С его сыном Валерием мы вышли на улицу покурить. Забрались в самый конец крутого склона приусадебного участка. Признаться, аж дух захватывает от открывшейся взору панорамы комбината. Осеннее солнце выхватило зеленые островки газонов промплощадки, оранжевую листву на откосах Урала. Окрашенные яркими цветами радуги здания цехов отсюда не напоминали ту железную махину, где властвуют огонь и металл.
– В прежние годы почти весь участок вишней был засажен, – рассказывает Валерий. – Саженцы кто-то из родственников отцу прислал. Бывало, по сто ведер ягод собирали. Это уже потом их выкорчевали и побольше места под картошку и овощи отвели. Бывает, что у меня в саду картошка так себе, а у него клубни как поросята. Абрикос плодоносит хорошо, смородина, клубника. Сахар он не употребляет, все больше на варенье и мед «нажимает».
– По двести пятьдесят корней помидор отец высаживает каждую весну, – услышал я.
– Сколько, сколько? – переспросил я. – Пятьдесят?
– Двести пятьдесят, – подтвердил он. – Земли на участке больше пятнадцати соток будет, он не потерпит, чтобы земля «гуляла». По осени моя жена с ног валится: попробуй весь урожай переработать. Всегда отца предупреждаю: «Не вздумай землю лопатой перекапывать, сам управлюсь культиватором. Через неделю приезжаю, а он уже и перегной наносил, и копать заканчивает. Вон, заборчик из свежеструганных досок видишь? – он махнул рукой в сторону дома, – сам сделал. Когда я строил домик у себя в саду, почти всю плотницкую работу он переделал.
Через минуту Иван Никитович показался на крыльце. На улице уже свежо, склон такой, что и молодой запыхается, взбираясь сюда, а он во фланелевой рубашке нараспашку, без фуражки, скорым шагом спешит к нам.
– Здесь теплица, это летняя кухня, рядом – погреб, тут парник с печкой, – рассказывает он на ходу. – В начале мая всю рассаду сюда переношу из дома. Сам пикирую, подкармливаю, в грунт высаживаю. Сноха Люба с дочерью своей помогают. А все остальные заботы на мне, – не без гордости заметил ветеран.
Семена овощей в ярких пакетиках, которые предлагают садоводам в киосках, он не признает: со своих грядок отбирает отборные плоды, дает им время созреть на корню. Затем аккуратно отделяет семена от мякоти, просушивает и определяет на хранение в прохладное место.
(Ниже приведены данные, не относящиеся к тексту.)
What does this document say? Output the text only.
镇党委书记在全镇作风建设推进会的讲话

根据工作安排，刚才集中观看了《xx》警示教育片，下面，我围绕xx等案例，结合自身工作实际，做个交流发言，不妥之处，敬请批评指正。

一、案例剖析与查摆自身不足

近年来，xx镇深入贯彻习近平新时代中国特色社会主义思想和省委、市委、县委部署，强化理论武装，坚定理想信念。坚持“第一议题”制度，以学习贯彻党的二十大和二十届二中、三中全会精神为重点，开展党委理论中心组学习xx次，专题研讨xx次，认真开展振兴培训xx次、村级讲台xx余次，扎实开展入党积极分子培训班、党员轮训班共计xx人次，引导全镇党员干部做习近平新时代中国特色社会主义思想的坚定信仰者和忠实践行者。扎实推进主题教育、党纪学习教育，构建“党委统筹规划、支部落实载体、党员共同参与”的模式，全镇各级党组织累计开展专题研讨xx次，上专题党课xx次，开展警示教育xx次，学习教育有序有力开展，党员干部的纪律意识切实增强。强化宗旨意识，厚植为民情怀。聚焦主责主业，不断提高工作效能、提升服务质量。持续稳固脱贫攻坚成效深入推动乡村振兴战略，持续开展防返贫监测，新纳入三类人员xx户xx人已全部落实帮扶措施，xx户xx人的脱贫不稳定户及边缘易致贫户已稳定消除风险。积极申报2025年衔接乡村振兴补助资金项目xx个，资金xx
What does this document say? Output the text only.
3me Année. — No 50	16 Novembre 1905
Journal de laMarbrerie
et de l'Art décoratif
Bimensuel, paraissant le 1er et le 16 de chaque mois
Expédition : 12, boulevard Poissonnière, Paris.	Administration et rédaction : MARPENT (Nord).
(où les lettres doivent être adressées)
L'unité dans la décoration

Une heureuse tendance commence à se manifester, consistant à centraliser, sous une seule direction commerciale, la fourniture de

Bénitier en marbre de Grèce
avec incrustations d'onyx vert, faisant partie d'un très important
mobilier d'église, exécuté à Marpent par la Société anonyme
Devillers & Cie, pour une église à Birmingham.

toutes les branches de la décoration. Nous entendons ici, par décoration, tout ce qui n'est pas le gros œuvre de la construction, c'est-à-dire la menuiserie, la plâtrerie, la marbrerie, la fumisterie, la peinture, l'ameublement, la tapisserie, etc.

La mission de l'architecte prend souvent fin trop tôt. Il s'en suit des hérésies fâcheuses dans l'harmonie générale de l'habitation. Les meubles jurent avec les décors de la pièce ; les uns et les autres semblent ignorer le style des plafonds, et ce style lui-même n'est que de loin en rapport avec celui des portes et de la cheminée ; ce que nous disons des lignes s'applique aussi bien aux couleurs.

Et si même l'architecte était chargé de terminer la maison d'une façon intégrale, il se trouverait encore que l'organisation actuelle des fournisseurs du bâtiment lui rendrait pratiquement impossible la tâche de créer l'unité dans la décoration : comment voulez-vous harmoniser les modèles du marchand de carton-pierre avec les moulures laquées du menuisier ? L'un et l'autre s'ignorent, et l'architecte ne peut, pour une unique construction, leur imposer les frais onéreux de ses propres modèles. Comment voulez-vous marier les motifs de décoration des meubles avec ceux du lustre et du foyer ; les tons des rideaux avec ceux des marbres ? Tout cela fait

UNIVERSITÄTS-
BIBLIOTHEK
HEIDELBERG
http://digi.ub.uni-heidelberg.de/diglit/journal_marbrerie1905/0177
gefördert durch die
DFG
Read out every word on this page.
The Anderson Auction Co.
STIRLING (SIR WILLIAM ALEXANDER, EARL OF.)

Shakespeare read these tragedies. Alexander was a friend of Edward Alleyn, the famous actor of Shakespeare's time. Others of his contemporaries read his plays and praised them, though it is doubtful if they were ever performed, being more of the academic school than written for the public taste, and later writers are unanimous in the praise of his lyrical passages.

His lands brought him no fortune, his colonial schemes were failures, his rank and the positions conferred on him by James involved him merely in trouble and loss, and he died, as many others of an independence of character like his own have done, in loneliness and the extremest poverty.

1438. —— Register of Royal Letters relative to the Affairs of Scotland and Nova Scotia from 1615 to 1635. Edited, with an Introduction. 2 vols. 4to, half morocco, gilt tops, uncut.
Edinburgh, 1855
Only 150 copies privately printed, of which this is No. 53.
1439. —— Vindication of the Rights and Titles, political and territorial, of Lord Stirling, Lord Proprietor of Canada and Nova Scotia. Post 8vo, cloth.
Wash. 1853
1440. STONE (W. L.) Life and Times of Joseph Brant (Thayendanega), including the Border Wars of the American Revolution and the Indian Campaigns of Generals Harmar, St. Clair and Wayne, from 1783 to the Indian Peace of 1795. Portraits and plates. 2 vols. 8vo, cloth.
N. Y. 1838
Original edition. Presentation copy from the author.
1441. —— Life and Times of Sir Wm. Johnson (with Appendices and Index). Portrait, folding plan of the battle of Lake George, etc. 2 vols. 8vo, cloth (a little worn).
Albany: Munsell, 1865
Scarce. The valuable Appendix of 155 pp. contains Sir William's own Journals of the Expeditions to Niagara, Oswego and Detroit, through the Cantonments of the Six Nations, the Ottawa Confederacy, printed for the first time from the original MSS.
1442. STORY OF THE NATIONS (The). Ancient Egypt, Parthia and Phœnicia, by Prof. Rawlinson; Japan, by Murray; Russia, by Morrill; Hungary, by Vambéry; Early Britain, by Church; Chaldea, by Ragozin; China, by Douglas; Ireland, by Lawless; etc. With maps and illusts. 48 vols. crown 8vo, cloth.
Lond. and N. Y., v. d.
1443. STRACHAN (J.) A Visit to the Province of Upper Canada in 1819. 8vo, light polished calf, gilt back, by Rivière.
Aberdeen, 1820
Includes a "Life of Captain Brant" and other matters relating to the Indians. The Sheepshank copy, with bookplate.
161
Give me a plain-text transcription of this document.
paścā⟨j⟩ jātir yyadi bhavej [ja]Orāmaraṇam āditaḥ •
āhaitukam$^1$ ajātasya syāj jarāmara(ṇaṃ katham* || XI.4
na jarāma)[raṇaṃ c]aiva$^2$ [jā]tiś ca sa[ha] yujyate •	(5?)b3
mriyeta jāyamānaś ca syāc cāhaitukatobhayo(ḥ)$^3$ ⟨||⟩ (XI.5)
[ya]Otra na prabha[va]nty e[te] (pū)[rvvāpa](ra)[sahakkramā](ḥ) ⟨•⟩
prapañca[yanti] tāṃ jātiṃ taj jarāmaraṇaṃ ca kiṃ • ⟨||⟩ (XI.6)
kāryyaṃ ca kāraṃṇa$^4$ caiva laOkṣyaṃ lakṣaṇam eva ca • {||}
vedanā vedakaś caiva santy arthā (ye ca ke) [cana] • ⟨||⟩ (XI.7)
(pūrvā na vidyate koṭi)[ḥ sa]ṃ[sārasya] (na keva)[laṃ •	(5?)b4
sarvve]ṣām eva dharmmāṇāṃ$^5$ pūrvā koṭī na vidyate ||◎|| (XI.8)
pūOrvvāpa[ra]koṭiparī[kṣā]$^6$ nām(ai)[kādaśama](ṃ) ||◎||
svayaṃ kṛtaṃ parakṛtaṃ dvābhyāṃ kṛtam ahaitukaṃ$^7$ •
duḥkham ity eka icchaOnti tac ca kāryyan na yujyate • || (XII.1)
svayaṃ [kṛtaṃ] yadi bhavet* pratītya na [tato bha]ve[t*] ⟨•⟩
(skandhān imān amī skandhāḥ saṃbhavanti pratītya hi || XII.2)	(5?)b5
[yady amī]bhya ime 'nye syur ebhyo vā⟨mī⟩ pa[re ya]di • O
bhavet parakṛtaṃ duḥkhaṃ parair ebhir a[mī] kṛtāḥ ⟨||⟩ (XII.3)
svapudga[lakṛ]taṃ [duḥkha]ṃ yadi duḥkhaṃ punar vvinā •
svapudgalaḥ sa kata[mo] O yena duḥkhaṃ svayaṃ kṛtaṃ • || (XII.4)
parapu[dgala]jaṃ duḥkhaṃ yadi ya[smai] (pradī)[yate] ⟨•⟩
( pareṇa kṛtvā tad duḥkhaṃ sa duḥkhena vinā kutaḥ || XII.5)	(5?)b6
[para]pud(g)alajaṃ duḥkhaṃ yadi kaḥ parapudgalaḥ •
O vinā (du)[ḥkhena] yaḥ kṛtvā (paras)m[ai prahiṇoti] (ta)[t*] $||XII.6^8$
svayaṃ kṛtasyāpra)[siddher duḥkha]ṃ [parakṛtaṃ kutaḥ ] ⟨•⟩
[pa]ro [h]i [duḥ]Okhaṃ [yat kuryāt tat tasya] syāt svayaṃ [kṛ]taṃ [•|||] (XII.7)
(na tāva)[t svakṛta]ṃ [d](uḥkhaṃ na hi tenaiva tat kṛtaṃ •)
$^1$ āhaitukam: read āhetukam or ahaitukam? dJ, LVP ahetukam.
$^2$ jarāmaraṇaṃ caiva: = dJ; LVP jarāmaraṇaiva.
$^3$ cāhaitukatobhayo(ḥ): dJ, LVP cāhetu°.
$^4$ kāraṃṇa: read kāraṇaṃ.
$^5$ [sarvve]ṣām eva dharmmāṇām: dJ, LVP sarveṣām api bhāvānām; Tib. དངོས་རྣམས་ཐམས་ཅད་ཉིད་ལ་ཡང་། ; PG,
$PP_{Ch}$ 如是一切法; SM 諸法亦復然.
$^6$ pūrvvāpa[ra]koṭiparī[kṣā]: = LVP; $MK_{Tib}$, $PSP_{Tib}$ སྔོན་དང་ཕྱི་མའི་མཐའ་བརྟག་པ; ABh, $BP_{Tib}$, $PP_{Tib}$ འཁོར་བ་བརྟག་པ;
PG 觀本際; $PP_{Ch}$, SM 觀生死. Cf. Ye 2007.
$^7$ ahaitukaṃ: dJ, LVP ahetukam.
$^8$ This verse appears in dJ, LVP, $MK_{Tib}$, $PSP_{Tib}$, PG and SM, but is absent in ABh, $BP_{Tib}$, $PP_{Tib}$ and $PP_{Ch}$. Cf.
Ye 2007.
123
Всхожесть – стопроцентная.
Показал Иван Никитович свои цветы: тюльпаны, пионы, розы. Все они укрыты, засыпаны перегноем. Как-то потеплели его глаза, когда мы остановились у большого куста цветущей и осенью парковой розы: ее сажала покойная жена. Он водил нас по участку и обо всем рассказывал, как о чем-то близком, без чего жизнь будет неполноценной. Кому-то делянка земли – подспорье для семейного бюджета, другие на шести сотках набираются сил, отдыхают душой и телом. Для Ивана Никитовича земля, как тот волшебный эликсир: вышел поутру на участок, грядку вскопал, цветы полил, забор подправил – и получил заряд сил, бодрость духа не иссякает.
– Ты не забудь к весне привезти семена пальмы, – обратился он к сыну. – Понравилась она мне – высокая, листья роскошные, цветочки радуют глаз.
– Не пальма это, а касторовое дерево, клещевина по-научному.
– Все равно привези. Пусть участок украшает.
Когда мы отъезжали от его дома, он помахал вслед рукой. «Приезжай еще», – скорее догадался, чем услышал я его слова.
Приеду обязательно. Только живи долго, Иван Никитович! Ты заслужил.